It is not so much a question of if the Government must remove subsidies, but how, and the circumstances under which the State goes about it, two financial experts have said.
"It would require immense political will to reduce subsidies over time. There will be a knock-on effect of an inflationary impact but it is not something we can continue. It has to be managed very carefully," RBC Financial (Caribbean) Group economist Marla Dukharan said yesterday.
"It's a question of how the Government approaches the subject in order to figure out the financial impact; how the private sector and the government can ensure the environment is competitive enough to absorb the impact of dampening of economic activity," added Standard and Poor's director of sovereign ratings Olga Kalinina.
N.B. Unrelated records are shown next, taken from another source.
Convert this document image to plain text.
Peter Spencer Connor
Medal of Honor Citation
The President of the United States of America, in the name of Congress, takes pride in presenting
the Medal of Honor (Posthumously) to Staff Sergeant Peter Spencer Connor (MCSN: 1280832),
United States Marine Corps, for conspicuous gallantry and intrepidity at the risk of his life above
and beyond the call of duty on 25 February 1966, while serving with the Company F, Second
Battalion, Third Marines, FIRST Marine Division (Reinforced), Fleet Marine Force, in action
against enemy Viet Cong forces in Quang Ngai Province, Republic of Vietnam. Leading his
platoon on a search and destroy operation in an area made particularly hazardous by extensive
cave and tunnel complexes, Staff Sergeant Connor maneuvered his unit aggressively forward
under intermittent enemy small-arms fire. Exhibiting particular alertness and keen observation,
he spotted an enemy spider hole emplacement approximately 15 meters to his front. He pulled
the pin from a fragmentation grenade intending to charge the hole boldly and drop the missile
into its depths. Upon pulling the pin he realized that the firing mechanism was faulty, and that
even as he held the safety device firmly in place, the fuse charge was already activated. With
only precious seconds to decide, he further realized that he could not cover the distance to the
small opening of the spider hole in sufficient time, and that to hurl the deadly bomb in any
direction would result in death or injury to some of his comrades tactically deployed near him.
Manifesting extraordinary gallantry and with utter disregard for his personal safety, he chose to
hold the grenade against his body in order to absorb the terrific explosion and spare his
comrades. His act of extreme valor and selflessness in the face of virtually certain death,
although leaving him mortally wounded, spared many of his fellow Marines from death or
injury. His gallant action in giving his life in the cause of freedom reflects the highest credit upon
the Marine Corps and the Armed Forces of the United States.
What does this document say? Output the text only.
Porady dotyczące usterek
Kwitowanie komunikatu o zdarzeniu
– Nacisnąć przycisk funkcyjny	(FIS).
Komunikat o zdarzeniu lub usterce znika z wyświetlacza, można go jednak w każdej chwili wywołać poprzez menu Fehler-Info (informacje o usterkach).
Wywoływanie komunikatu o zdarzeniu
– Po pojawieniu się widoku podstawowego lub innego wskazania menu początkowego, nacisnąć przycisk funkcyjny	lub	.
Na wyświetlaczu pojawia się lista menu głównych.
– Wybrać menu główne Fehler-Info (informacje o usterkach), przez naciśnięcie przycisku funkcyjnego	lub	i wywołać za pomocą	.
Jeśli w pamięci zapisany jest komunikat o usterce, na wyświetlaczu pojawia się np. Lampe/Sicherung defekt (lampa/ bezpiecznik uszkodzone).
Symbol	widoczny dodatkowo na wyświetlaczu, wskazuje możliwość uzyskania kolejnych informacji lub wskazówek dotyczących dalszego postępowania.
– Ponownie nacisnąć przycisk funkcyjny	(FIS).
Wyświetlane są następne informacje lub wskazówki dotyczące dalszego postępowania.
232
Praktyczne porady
Both women were feature presenters at RBC Financial (Caribbean)'s Breakfast Seminar on "The Trinidad and Tobago Economy: Risks, Opportunities and Outlook", yesterday at the Hyatt Regency (Trinidad), Port of Spain.
Also presenting and weighing in on the subsidy issue was Judith Gold, the International Monetary Fund's Mission Chief for Trinidad and Tobago.
"You bring it to the public forum and discuss it. You look at the implications and allow it to pervade the public consciousness and you take steps to gradually remove it. You start a discussion with all the numbers: how much it costs where the resources can be directed to and how much you can save," she said, adding that the country has the capacity now to start the process.
"Once the economy is well established, the Government must increase revenue and reduce expenditure," she added.
One of the fiscal strategies the IMF discussed with the government, she said, was to contain transfers and subsidies.